Eckhart von Hochheim, teologo, mistico e filosofo tedesco vissuto a cavallo tra XIII e XIV secolo, meglio conosciuto come Meister Eckhart, asseriva che quando l’anima desidera sperimentare qualcosa proietta davanti a sé un’immagine dell’esperienza per poi entrare dentro di essa. Un’idea che dipinge tale rappresentazione come un varco che si apre su nuovi livelli di significato, figura che diviene per l’appunto simbolo, termine che deriva dal greco symbolonovvero “unire”’ “mettere insieme”. Le immagini simboliche hanno giocato un ruolo fondamentale nello sviluppo delle culture umane proprio per questa loro intrinseca attitudine a unire e collegare: un simbolo non racchiude solo delle informazioni ma rappresenta una fonte infinita e complessa di possibilità.

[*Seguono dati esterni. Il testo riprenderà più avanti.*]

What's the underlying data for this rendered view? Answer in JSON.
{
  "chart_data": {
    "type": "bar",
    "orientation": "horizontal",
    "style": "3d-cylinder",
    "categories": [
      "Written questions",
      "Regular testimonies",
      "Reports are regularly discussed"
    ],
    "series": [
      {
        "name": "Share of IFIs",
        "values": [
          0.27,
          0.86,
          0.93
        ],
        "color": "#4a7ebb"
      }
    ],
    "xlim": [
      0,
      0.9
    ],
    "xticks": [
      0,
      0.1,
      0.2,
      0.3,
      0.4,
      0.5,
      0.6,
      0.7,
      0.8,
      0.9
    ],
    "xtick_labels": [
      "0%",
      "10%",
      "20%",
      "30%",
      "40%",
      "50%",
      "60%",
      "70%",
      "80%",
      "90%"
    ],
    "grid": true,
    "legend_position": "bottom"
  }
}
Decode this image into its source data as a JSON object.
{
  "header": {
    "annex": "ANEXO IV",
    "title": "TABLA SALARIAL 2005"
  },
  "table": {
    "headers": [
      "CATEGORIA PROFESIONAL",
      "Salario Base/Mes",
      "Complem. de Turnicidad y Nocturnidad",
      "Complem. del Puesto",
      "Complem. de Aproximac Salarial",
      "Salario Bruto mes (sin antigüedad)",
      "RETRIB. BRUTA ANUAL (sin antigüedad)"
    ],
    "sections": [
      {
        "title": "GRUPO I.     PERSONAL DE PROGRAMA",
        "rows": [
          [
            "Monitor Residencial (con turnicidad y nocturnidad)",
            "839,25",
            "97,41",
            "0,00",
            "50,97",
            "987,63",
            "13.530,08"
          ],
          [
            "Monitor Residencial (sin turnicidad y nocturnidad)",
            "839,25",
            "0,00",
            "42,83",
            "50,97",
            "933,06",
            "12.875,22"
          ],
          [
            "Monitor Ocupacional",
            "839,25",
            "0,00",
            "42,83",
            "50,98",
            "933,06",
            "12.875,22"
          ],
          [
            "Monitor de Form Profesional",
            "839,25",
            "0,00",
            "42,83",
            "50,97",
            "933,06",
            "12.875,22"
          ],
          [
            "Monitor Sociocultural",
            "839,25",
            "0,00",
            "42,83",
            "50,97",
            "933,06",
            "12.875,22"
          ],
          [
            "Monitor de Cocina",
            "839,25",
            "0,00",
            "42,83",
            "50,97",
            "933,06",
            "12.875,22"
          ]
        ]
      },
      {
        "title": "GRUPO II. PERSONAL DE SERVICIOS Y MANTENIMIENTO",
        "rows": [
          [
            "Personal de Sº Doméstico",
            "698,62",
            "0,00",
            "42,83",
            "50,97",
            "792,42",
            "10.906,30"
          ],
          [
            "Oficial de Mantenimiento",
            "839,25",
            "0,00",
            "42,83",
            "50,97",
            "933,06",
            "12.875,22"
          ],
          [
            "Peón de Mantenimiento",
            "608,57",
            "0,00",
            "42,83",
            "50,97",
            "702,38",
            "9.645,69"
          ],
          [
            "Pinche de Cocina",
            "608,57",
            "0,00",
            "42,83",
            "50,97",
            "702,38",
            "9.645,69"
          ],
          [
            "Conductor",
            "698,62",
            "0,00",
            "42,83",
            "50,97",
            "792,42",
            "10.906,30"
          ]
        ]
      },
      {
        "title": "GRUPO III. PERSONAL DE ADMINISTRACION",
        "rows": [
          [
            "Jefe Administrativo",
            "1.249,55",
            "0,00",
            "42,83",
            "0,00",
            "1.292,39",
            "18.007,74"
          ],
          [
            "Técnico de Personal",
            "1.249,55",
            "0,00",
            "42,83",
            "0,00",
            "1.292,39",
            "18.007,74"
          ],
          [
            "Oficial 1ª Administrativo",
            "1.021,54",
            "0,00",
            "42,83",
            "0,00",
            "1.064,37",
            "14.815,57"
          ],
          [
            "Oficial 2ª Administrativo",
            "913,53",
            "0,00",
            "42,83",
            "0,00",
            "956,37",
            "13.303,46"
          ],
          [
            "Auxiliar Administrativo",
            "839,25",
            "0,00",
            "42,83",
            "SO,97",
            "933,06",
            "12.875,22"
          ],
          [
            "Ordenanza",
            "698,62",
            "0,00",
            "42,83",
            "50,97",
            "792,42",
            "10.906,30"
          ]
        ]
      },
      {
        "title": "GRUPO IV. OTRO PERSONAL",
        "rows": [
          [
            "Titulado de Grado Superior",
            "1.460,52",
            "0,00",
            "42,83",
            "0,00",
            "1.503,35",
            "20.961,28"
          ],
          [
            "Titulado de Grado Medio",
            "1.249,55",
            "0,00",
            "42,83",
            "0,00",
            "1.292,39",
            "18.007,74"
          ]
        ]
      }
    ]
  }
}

Chiaramente tale forza incarnata nei segni non poteva non influenzare anche il rapporto tra l’essere umano e la morte: soglia archetipica nell’esistenza terrena di ognuno. Le antiche civiltà elaborarono precisi linguaggi simbolici per incarnare e penetrare il mistero della morte: la codifica e la comprensione di tali linguaggi sono il tema centrale dell’indagine dell’antropologo, storico e giurista svizzero Johann Jakob Bachofen nel libro “Il simbolismo funerario degli antichi” (Editoriale Jouvence, 960 pagine, 32 Euro), testo pubblicato per la prima volta a Basilea nel 1859 e, in questa riedizione, con una profonda presentazione a cura di Arnaldo Momigliano.
Johann Jakob Bachofen, noto soprattutto per la sua monumentale opera “Il Matriarcato”, in questo poderoso saggio indaga la forza del simbolo presso i popoli dell’antichità: una forza in grado di destare esperienze ancestrali e presagi che – secondo l’autore – il linguaggio può solo provare a interpretare. “Il simbolismo funerario degli antichi”, grazie alla sconfinata erudizione dell’autore, è per il lettore una guida attraverso tempi e luoghi in cui l’umanità soggiaceva ancora alla potenza dei segni e della natura, quale fonte e archetipo di ogni forma spirituale. In questo viaggio, il simbolismo legato all’uovo rappresenta un archetipo diffuso in tutte le culture umane, legato alla concezione che vedeva la morte come varco di passaggio per la rinascita e la rigenerazione. L’uovo esprime infatti una valenza simbolica di primo piano nei miti cosmogonici di numerose civiltà che raccontano l’origine del mondo.
Per la tradizione orfica, per esempio, la Notte depose un uovo pieno di vento negli abissi del Tartaro dal quale nacque Phanes o Eros “simile al rapido turbine dei venti” (Aristofane). Per gli antichi egizi l’oca celeste Thot, il Grande Starnazzatore, dio della luna e della sapienza in forma di ibis, depose un uovo cosmico nel cui interno si generò il dio Ra, uccello del Sole e creatore del mondo. Di tale diffusissima relazione tra uovo, morte e rinascita, fornisce una chiara disamina anche Mircea Eliade nel suo “Trattato di storia delle religioni”. Partendo dal simbolismo delle “Tre uova misteriche” Johann Jakob Bachofen analizza le istituzioni matrimoniali, i giochi e il rapporto con il mondo animale, mentre traccia l’affascinante storia dell’evoluzione del simbolismo funerario del mondo antico. Quest’opera può essere considerata, tra le altre cose, un primo esempio di quella “storia delle immagini” che avrà in seguito un profondo e prolifico influsso su autori di grande rilevanza (Aby Warburg e Walter Benjamin), perché – si è già detto – “il simbolo desta presagi, la lingua può solo interpretare”.